Besides the access to the latest technologies, it is also important to have choices. Some applications can make better use of one technology over another technology. Whether the choice is GPU or FPGA (Field Programmable Gate Arrays) devices now or Quantum computer in the future, it is more likely to find them in the Cloud when they become mainstream.
More application software bundle
Researchers have access to many free open-source software. Even though there is no licensing cost involved, there will be hidden costs when researchers have to spend time troubleshooting installation and OS compatibility. With software marketplaces such as Alces Flight in the Cloud, as well as AWS Marketplace, Azure Marketplace, and Google Cloud Launcher, instances with optimized and up-to-date application software can be provisioned off-the-shelf.

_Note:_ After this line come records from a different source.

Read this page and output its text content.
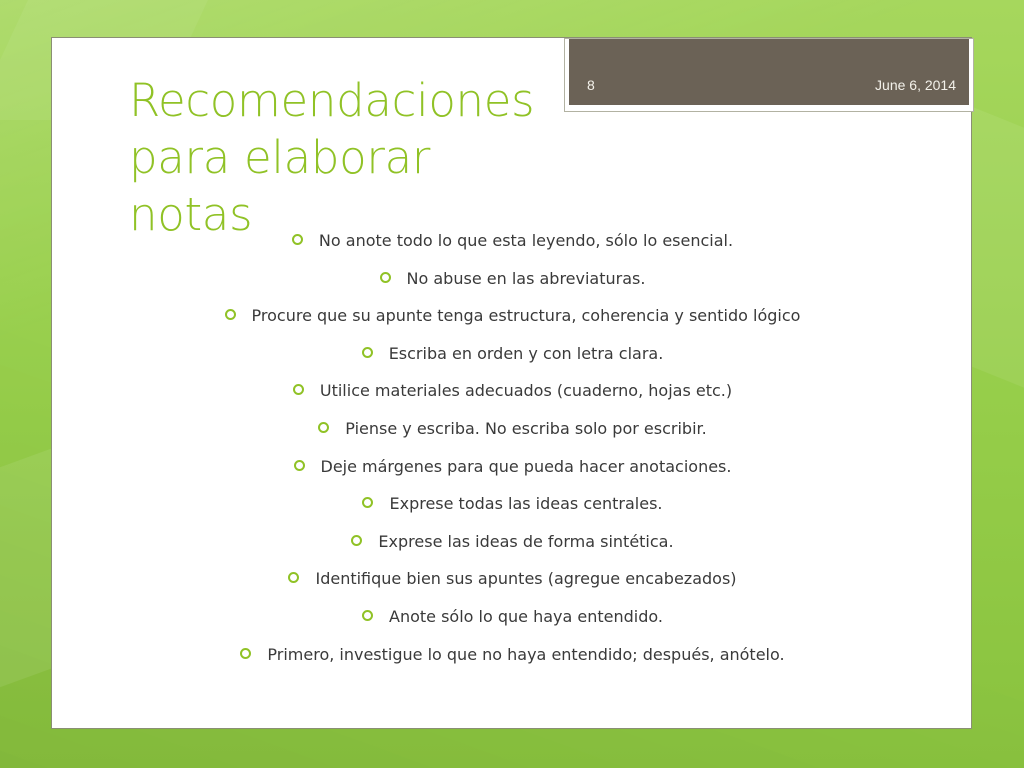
8	June 6, 2014
Recomendaciones para elaborar notas	No anote todo lo que esta leyendo, sólo lo esencial.
No abuse en las abreviaturas.
Procure que su apunte tenga estructura, coherencia y sentido lógico
Escriba en orden y con letra clara.
Utilice materiales adecuados (cuaderno, hojas etc.)
Piense y escriba. No escriba solo por escribir.
Deje márgenes para que pueda hacer anotaciones.
Exprese todas las ideas centrales.
Exprese las ideas de forma sintética.
Identifique bien sus apuntes (agregue encabezados)
Anote sólo lo que haya entendido.
Primero, investigue lo que no haya entendido; después, anótelo.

Where commercial software is needed on an ad-hoc basis, the on-demand software licensing model in the Cloud will make it more cost-effective than committing a full-year licensing cost in-house.

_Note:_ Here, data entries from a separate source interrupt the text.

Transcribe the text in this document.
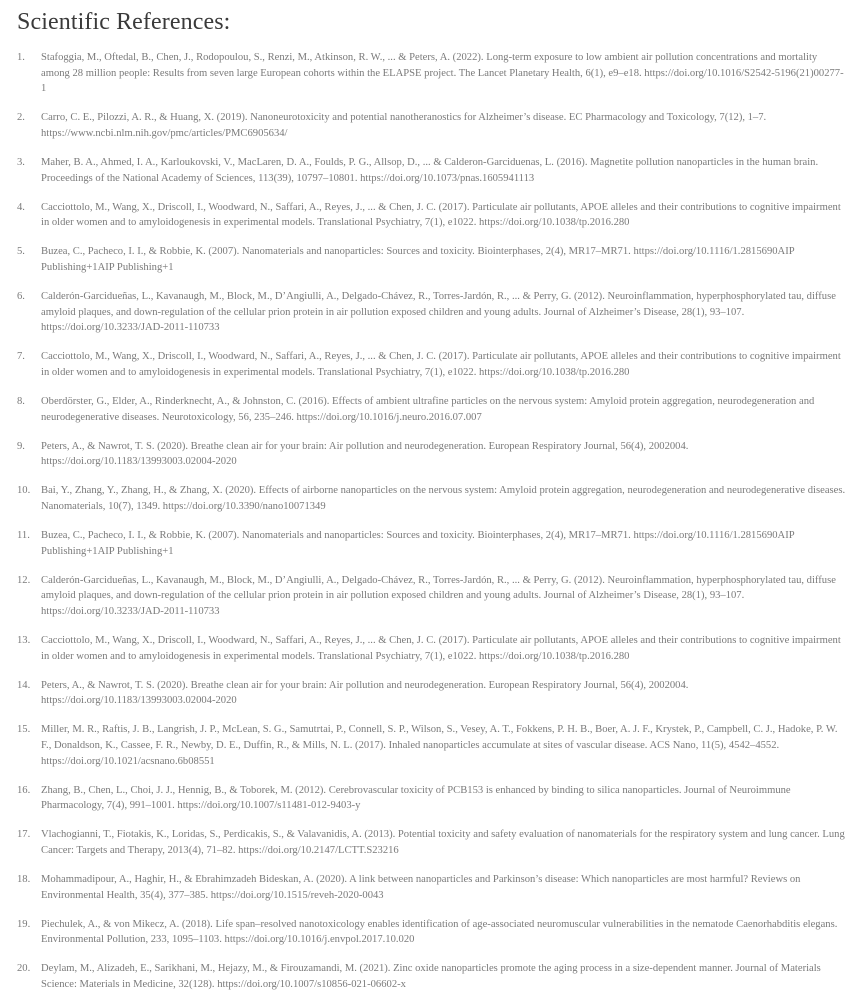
Scientific References:
1.	Stafoggia, M., Oftedal, B., Chen, J., Rodopoulou, S., Renzi, M., Atkinson, R. W., ... & Peters, A. (2022). Long-term exposure to low ambient air pollution concentrations and mortality among 28 million people: Results from seven large European cohorts within the ELAPSE project. The Lancet Planetary Health, 6(1), e9–e18. https://doi.org/10.1016/S2542-5196(21)00277-1
2.	Carro, C. E., Pilozzi, A. R., & Huang, X. (2019). Nanoneurotoxicity and potential nanotheranostics for Alzheimer’s disease. EC Pharmacology and Toxicology, 7(12), 1–7. https://www.ncbi.nlm.nih.gov/pmc/articles/PMC6905634/
3.	Maher, B. A., Ahmed, I. A., Karloukovski, V., MacLaren, D. A., Foulds, P. G., Allsop, D., ... & Calderon-Garciduenas, L. (2016). Magnetite pollution nanoparticles in the human brain. Proceedings of the National Academy of Sciences, 113(39), 10797–10801. https://doi.org/10.1073/pnas.1605941113
4.	Cacciottolo, M., Wang, X., Driscoll, I., Woodward, N., Saffari, A., Reyes, J., ... & Chen, J. C. (2017). Particulate air pollutants, APOE alleles and their contributions to cognitive impairment in older women and to amyloidogenesis in experimental models. Translational Psychiatry, 7(1), e1022. https://doi.org/10.1038/tp.2016.280
5.	Buzea, C., Pacheco, I. I., & Robbie, K. (2007). Nanomaterials and nanoparticles: Sources and toxicity. Biointerphases, 2(4), MR17–MR71. https://doi.org/10.1116/1.2815690AIP Publishing+1AIP Publishing+1
6.	Calderón-Garcidueñas, L., Kavanaugh, M., Block, M., D’Angiulli, A., Delgado-Chávez, R., Torres-Jardón, R., ... & Perry, G. (2012). Neuroinflammation, hyperphosphorylated tau, diffuse amyloid plaques, and down-regulation of the cellular prion protein in air pollution exposed children and young adults. Journal of Alzheimer’s Disease, 28(1), 93–107. https://doi.org/10.3233/JAD-2011-110733
7.	Cacciottolo, M., Wang, X., Driscoll, I., Woodward, N., Saffari, A., Reyes, J., ... & Chen, J. C. (2017). Particulate air pollutants, APOE alleles and their contributions to cognitive impairment in older women and to amyloidogenesis in experimental models. Translational Psychiatry, 7(1), e1022. https://doi.org/10.1038/tp.2016.280
8.	Oberdörster, G., Elder, A., Rinderknecht, A., & Johnston, C. (2016). Effects of ambient ultrafine particles on the nervous system: Amyloid protein aggregation, neurodegeneration and neurodegenerative diseases. Neurotoxicology, 56, 235–246. https://doi.org/10.1016/j.neuro.2016.07.007
9.	Peters, A., & Nawrot, T. S. (2020). Breathe clean air for your brain: Air pollution and neurodegeneration. European Respiratory Journal, 56(4), 2002004. https://doi.org/10.1183/13993003.02004-2020
10.	Bai, Y., Zhang, Y., Zhang, H., & Zhang, X. (2020). Effects of airborne nanoparticles on the nervous system: Amyloid protein aggregation, neurodegeneration and neurodegenerative diseases. Nanomaterials, 10(7), 1349. https://doi.org/10.3390/nano10071349
11.	Buzea, C., Pacheco, I. I., & Robbie, K. (2007). Nanomaterials and nanoparticles: Sources and toxicity. Biointerphases, 2(4), MR17–MR71. https://doi.org/10.1116/1.2815690AIP Publishing+1AIP Publishing+1
12.	Calderón-Garcidueñas, L., Kavanaugh, M., Block, M., D’Angiulli, A., Delgado-Chávez, R., Torres-Jardón, R., ... & Perry, G. (2012). Neuroinflammation, hyperphosphorylated tau, diffuse amyloid plaques, and down-regulation of the cellular prion protein in air pollution exposed children and young adults. Journal of Alzheimer’s Disease, 28(1), 93–107. https://doi.org/10.3233/JAD-2011-110733
13.	Cacciottolo, M., Wang, X., Driscoll, I., Woodward, N., Saffari, A., Reyes, J., ... & Chen, J. C. (2017). Particulate air pollutants, APOE alleles and their contributions to cognitive impairment in older women and to amyloidogenesis in experimental models. Translational Psychiatry, 7(1), e1022. https://doi.org/10.1038/tp.2016.280
14.	Peters, A., & Nawrot, T. S. (2020). Breathe clean air for your brain: Air pollution and neurodegeneration. European Respiratory Journal, 56(4), 2002004. https://doi.org/10.1183/13993003.02004-2020
15.	Miller, M. R., Raftis, J. B., Langrish, J. P., McLean, S. G., Samutrtai, P., Connell, S. P., Wilson, S., Vesey, A. T., Fokkens, P. H. B., Boer, A. J. F., Krystek, P., Campbell, C. J., Hadoke, P. W. F., Donaldson, K., Cassee, F. R., Newby, D. E., Duffin, R., & Mills, N. L. (2017). Inhaled nanoparticles accumulate at sites of vascular disease. ACS Nano, 11(5), 4542–4552. https://doi.org/10.1021/acsnano.6b08551
16.	Zhang, B., Chen, L., Choi, J. J., Hennig, B., & Toborek, M. (2012). Cerebrovascular toxicity of PCB153 is enhanced by binding to silica nanoparticles. Journal of Neuroimmune Pharmacology, 7(4), 991–1001. https://doi.org/10.1007/s11481-012-9403-y
17.	Vlachogianni, T., Fiotakis, K., Loridas, S., Perdicakis, S., & Valavanidis, A. (2013). Potential toxicity and safety evaluation of nanomaterials for the respiratory system and lung cancer. Lung Cancer: Targets and Therapy, 2013(4), 71–82. https://doi.org/10.2147/LCTT.S23216
18.	Mohammadipour, A., Haghir, H., & Ebrahimzadeh Bideskan, A. (2020). A link between nanoparticles and Parkinson’s disease: Which nanoparticles are most harmful? Reviews on Environmental Health, 35(4), 377–385. https://doi.org/10.1515/reveh-2020-0043
19.	Piechulek, A., & von Mikecz, A. (2018). Life span–resolved nanotoxicology enables identification of age-associated neuromuscular vulnerabilities in the nematode Caenorhabditis elegans. Environmental Pollution, 233, 1095–1103. https://doi.org/10.1016/j.envpol.2017.10.020
20.	Deylam, M., Alizadeh, E., Sarikhani, M., Hejazy, M., & Firouzamandi, M. (2021). Zinc oxide nanoparticles promote the aging process in a size-dependent manner. Journal of Materials Science: Materials in Medicine, 32(128). https://doi.org/10.1007/s10856-021-06602-x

More scalable and flexible storage solutions
We often purchase storage capacity to cater and buffer for at least the next twelve months’ requirement.. The usage pattern is more likely to be cumulative rather than full usage from day one. There would be potentially large portion of in-house capacity that may be idle for long periods of time. The pay-as-you-use model in the Cloud will definitely save cost for such a usage pattern and with greater adoption, the subscription rate is expected to fall.
More innovation opportunities
Cloud provides a flexible environment for experimentation and exploration of ideas and solutions so new systems and platforms can be built and reconfigured quickly. As technology leaders, the pace as to which Cloud Service Providers have been introducing new technologies, has fueled further innovation among the users.
What do we have today and what can we look forward to?
For a more secure environment, we have established a private cloud environment at AWS to provide HPC resources. With this setup, resources and services subscribed have been provisioned within a private and secure network for NUS users. NUS access control has also been integrated to allow the use of NUS-ID and password to access the Cloud resources. Three key use cases today are:
• provisioning of GPU computing resources and services to support AI/Deep Learning research
• provisioning for Proof-of-Concept (POCs) and experimentations
• HPC software provisioning and performance studies
Today, HPC provisioning in the private cloud has to be performed by NUS IT staff. Moving forward, we plan to implement a solution to enable easy self-service and effective budget management for researchers.
It is reasonable to say that HPC has played a key role in driving the renaissance of AI research. We will be interested in exploring how AI, in turn, can help to drive the development of HPC to a new level, particularly in the Cloud. In the next stage of HPC Cloud development, we will be asking some of the following questions:
• How can we build intelligence into auto provisioning to minimize cost and maximise effectiveness?
• Is auto code generation and optimisation possible?
• How AI can help to speed up research discovery?